Transfer Matrices for the Partition Function of the Potts Model on Cyclic and Mobius Lattice Strips

TL;DR

This paper develops a general method to compute transfer matrices for the Potts model's partition function on cyclic and M"obius strips of various lattices, enabling explicit calculations for arbitrary widths and revealing simple formulas for determinants and traces.

Contribution

It introduces a novel, systematic approach for calculating transfer matrices for the Potts model on lattice strips of arbitrary width, including explicit formulas and methods for both cyclic and M"obius boundary conditions.

Findings

Explicit transfer matrices for arbitrary width L_y are derived.

Simple formulas for determinants and traces of transfer matrices are provided.
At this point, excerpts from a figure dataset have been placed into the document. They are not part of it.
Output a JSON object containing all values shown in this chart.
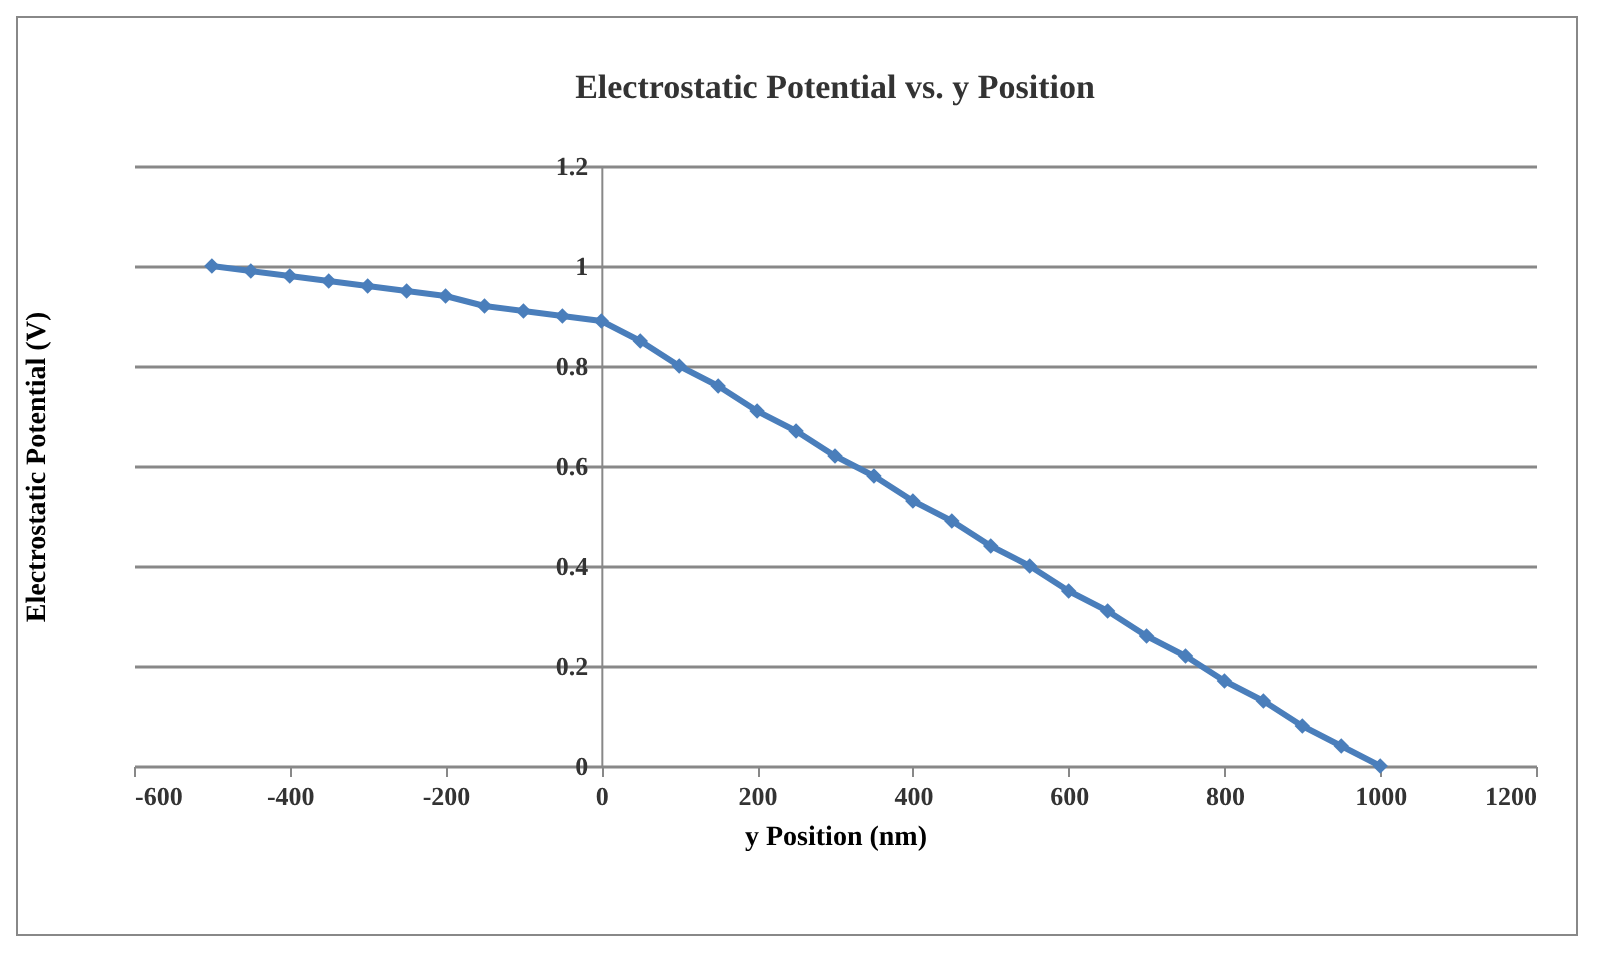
{
  "chart_data": {
    "type": "line",
    "title": "Electrostatic Potential vs. y Position",
    "xlabel": "y Position (nm)",
    "ylabel": "Electrostatic Potential (V)",
    "x": [
      -500,
      -450,
      -400,
      -350,
      -300,
      -250,
      -200,
      -150,
      -100,
      -50,
      0,
      50,
      100,
      150,
      200,
      250,
      300,
      350,
      400,
      450,
      500,
      550,
      600,
      650,
      700,
      750,
      800,
      850,
      900,
      950,
      1000
    ],
    "series": [
      {
        "color": "#4a7ebb",
        "values": [
          1.0,
          0.99,
          0.98,
          0.97,
          0.96,
          0.95,
          0.94,
          0.92,
          0.91,
          0.9,
          0.89,
          0.85,
          0.8,
          0.76,
          0.71,
          0.67,
          0.62,
          0.58,
          0.53,
          0.49,
          0.44,
          0.4,
          0.35,
          0.31,
          0.26,
          0.22,
          0.17,
          0.13,
          0.08,
          0.04,
          0.0
        ]
      }
    ],
    "xlim": [
      -600,
      1200
    ],
    "xticks": [
      -600,
      -400,
      -200,
      0,
      200,
      400,
      600,
      800,
      1000,
      1200
    ],
    "ylim": [
      0,
      1.2
    ],
    "yticks": [
      0,
      0.2,
      0.4,
      0.6,
      0.8,
      1,
      1.2
    ],
    "grid": "y",
    "legend": false,
    "marker": "diamond",
    "line_style": "solid"
  }
}
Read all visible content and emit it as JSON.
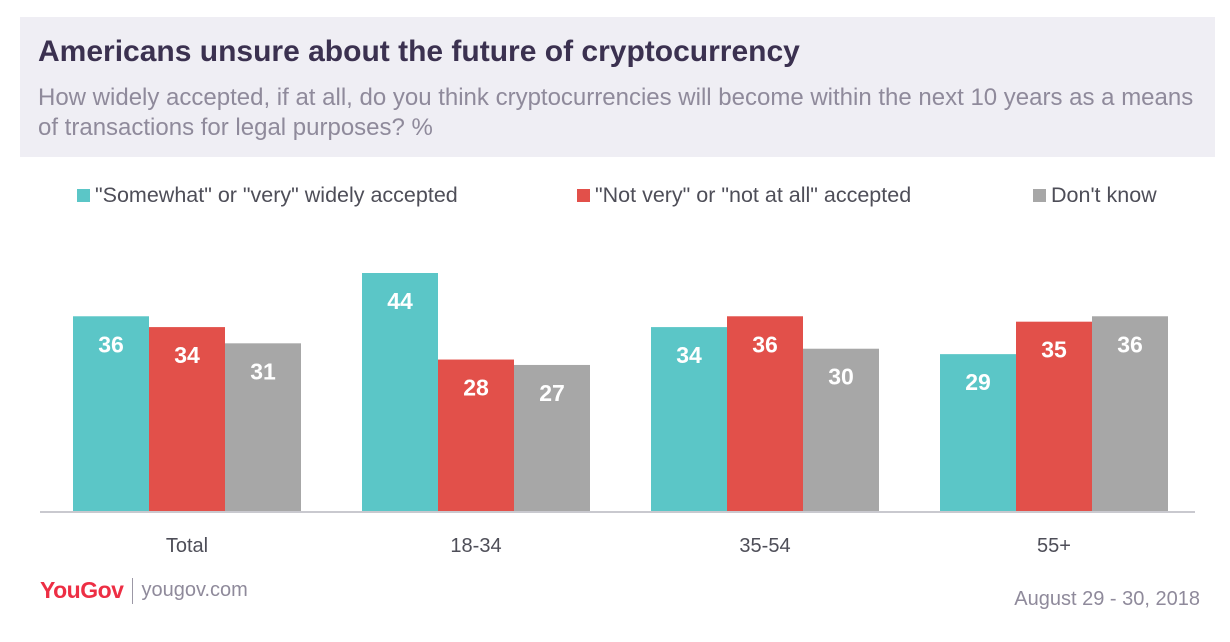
{
  "header": {
    "title": "Americans unsure about the future of cryptocurrency",
    "subtitle": "How widely accepted, if at all, do you think cryptocurrencies will become within the next 10 years as a means of transactions for legal purposes? %"
  },
  "legend": {
    "items": [
      {
        "label": "\"Somewhat\" or \"very\" widely accepted",
        "color": "#5bc6c7"
      },
      {
        "label": "\"Not very\" or \"not at all\" accepted",
        "color": "#e2504a"
      },
      {
        "label": "Don't know",
        "color": "#a7a7a7"
      }
    ]
  },
  "chart_data": {
    "type": "bar",
    "title": "Americans unsure about the future of cryptocurrency",
    "subtitle": "How widely accepted, if at all, do you think cryptocurrencies will become within the next 10 years as a means of transactions for legal purposes? %",
    "categories": [
      "Total",
      "18-34",
      "35-54",
      "55+"
    ],
    "series": [
      {
        "name": "\"Somewhat\" or \"very\" widely accepted",
        "color": "#5bc6c7",
        "values": [
          36,
          44,
          34,
          29
        ]
      },
      {
        "name": "\"Not very\" or \"not at all\" accepted",
        "color": "#e2504a",
        "values": [
          34,
          28,
          36,
          35
        ]
      },
      {
        "name": "Don't know",
        "color": "#a7a7a7",
        "values": [
          31,
          27,
          30,
          36
        ]
      }
    ],
    "ylim": [
      0,
      44
    ],
    "grid": false,
    "data_labels": true,
    "legend_position": "top"
  },
  "footer": {
    "brand_you": "You",
    "brand_gov": "Gov",
    "site": "yougov.com",
    "date": "August 29 - 30, 2018"
  }
}
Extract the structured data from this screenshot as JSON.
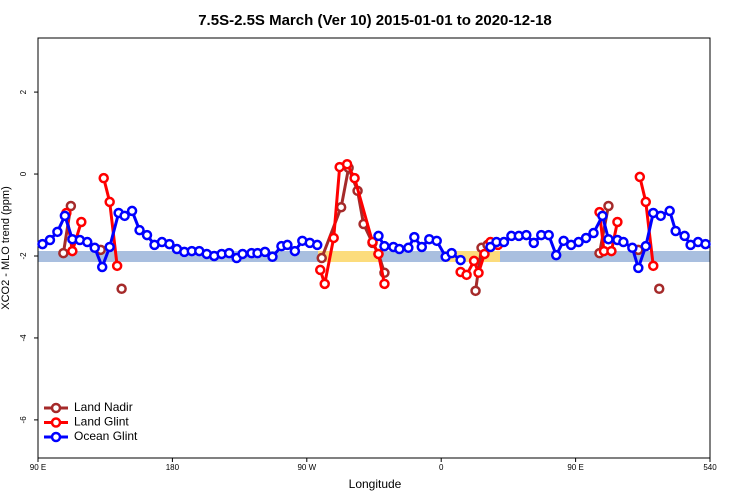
{
  "chart_data": {
    "type": "line",
    "title": "7.5S-2.5S March (Ver 10)   2015-01-01 to 2020-12-18",
    "x_label": "Longitude",
    "y_label": "XCO2 - MLO trend (ppm)",
    "xlim": [
      90,
      540
    ],
    "xticks": [
      {
        "value": 90,
        "label": "90 E"
      },
      180,
      {
        "value": 270,
        "label": "90 W"
      },
      {
        "value": 360,
        "label": "0"
      },
      {
        "value": 450,
        "label": "90 E"
      },
      540
    ],
    "ylim": [
      -6.93,
      3.32
    ],
    "yticks": [
      -6,
      -4,
      -2,
      0,
      2
    ],
    "legend": "lower left",
    "series": [
      {
        "name": "Land Nadir",
        "color": "#a52a2a",
        "x": [
          107,
          112,
          null,
          132,
          null,
          146,
          null,
          280,
          293,
          298,
          304,
          308,
          314,
          318,
          322,
          null,
          383,
          387,
          391,
          null,
          466,
          472,
          null,
          492,
          null,
          506
        ],
        "values": [
          -1.93,
          -0.78,
          null,
          -1.85,
          null,
          -2.8,
          null,
          -2.05,
          -0.81,
          0.15,
          -0.41,
          -1.22,
          -1.68,
          -1.95,
          -2.41,
          null,
          -2.85,
          -1.8,
          -1.73,
          null,
          -1.93,
          -0.78,
          null,
          -1.85,
          null,
          -2.8
        ]
      },
      {
        "name": "Land Glint",
        "color": "#ff0000",
        "x": [
          109,
          113,
          119,
          null,
          134,
          138,
          143,
          null,
          279,
          282,
          288,
          292,
          297,
          302,
          314,
          318,
          322,
          null,
          373,
          377,
          382,
          385,
          389,
          393,
          398,
          null,
          466,
          469,
          474,
          478,
          null,
          493,
          497,
          502
        ],
        "values": [
          -0.95,
          -1.88,
          -1.17,
          null,
          -0.1,
          -0.68,
          -2.24,
          null,
          -2.34,
          -2.68,
          -1.56,
          0.17,
          0.24,
          -0.1,
          -1.66,
          -1.95,
          -2.68,
          null,
          -2.39,
          -2.46,
          -2.12,
          -2.41,
          -1.95,
          -1.66,
          -1.73,
          null,
          -0.93,
          -1.88,
          -1.88,
          -1.17,
          null,
          -0.07,
          -0.68,
          -2.24
        ]
      },
      {
        "name": "Ocean Glint",
        "color": "#0000ff",
        "x": [
          93,
          98,
          103,
          108,
          113,
          118,
          123,
          128,
          133,
          138,
          144,
          148,
          153,
          158,
          163,
          168,
          173,
          178,
          183,
          188,
          193,
          198,
          203,
          208,
          213,
          218,
          223,
          227,
          233,
          237,
          242,
          247,
          253,
          257,
          262,
          267,
          272,
          277,
          null,
          318,
          322,
          328,
          332,
          338,
          342,
          347,
          352,
          357,
          363,
          367,
          373,
          null,
          393,
          397,
          402,
          407,
          412,
          417,
          422,
          427,
          432,
          437,
          442,
          447,
          452,
          457,
          462,
          468,
          472,
          478,
          482,
          488,
          492,
          497,
          502,
          507,
          513,
          517,
          523,
          527,
          532,
          537
        ],
        "values": [
          -1.71,
          -1.61,
          -1.41,
          -1.02,
          -1.59,
          -1.61,
          -1.66,
          -1.8,
          -2.27,
          -1.78,
          -0.95,
          -1.02,
          -0.9,
          -1.37,
          -1.49,
          -1.73,
          -1.66,
          -1.71,
          -1.83,
          -1.9,
          -1.88,
          -1.88,
          -1.95,
          -2.0,
          -1.95,
          -1.93,
          -2.05,
          -1.95,
          -1.93,
          -1.93,
          -1.9,
          -2.02,
          -1.76,
          -1.73,
          -1.88,
          -1.63,
          -1.68,
          -1.73,
          null,
          -1.51,
          -1.76,
          -1.78,
          -1.83,
          -1.8,
          -1.54,
          -1.78,
          -1.59,
          -1.63,
          -2.02,
          -1.93,
          -2.1,
          null,
          -1.78,
          -1.66,
          -1.66,
          -1.51,
          -1.51,
          -1.49,
          -1.68,
          -1.49,
          -1.49,
          -1.98,
          -1.63,
          -1.73,
          -1.66,
          -1.56,
          -1.44,
          -1.02,
          -1.59,
          -1.61,
          -1.66,
          -1.8,
          -2.29,
          -1.76,
          -0.95,
          -1.02,
          -0.9,
          -1.39,
          -1.51,
          -1.73,
          -1.66,
          -1.71
        ]
      }
    ]
  }
}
Results include formulas for Tutte polynomials and self-dual lattice strips.

Abstract

We present a method for calculating transfer matrices for the $q$-state Potts model partition functions $Z(G,q,v)$, for arbitrary $q$ and temperature variable $v$, on cyclic and M\"obius strip graphs $G$ of the square (sq), triangular (tri), and honeycomb (hc) lattices of width $L_y$ vertices and of arbitrarily great length $L_x$ vertices. For the cyclic case we express the partition function as $Z(\Lambda,L_y \times L_x,q,v)=\sum_{d=0}^{L_y} c^{(d)} Tr[(T_{Z,\Lambda,L_y,d})^m]$, where $\Lambda$ denotes lattice type, $c^{(d)}$ are specified polynomials of degree $d$ in $q$, $T_{Z,\Lambda,L_y,d}$ is the transfer matrix in the degree-$d$ subspace, and $m=L_x$ ($L_x/2$) for $\Lambda=sq, tri (hc)$, respectively. An analogous formula is given for M\"obius strips. We exhibit a method for calculating $T_{Z,\Lambda,L_y,d}$ for arbitrary $L_y$. Explicit results for arbitrary $L_y$ are given for $T_{Z,\Lambda,L_y,d}$ with $d=L_y$ and $d=L_y-1$. In particular, we find very simple formulas the determinant $det(T_{Z,\Lambda,L_y,d})$, and trace $Tr(T_{Z,\Lambda,L_y})$. Corresponding results are given for the equivalent Tutte polynomials for these lattice strips and illustrative examples are included. We also present formulas for self-dual cyclic strips of the square lattice.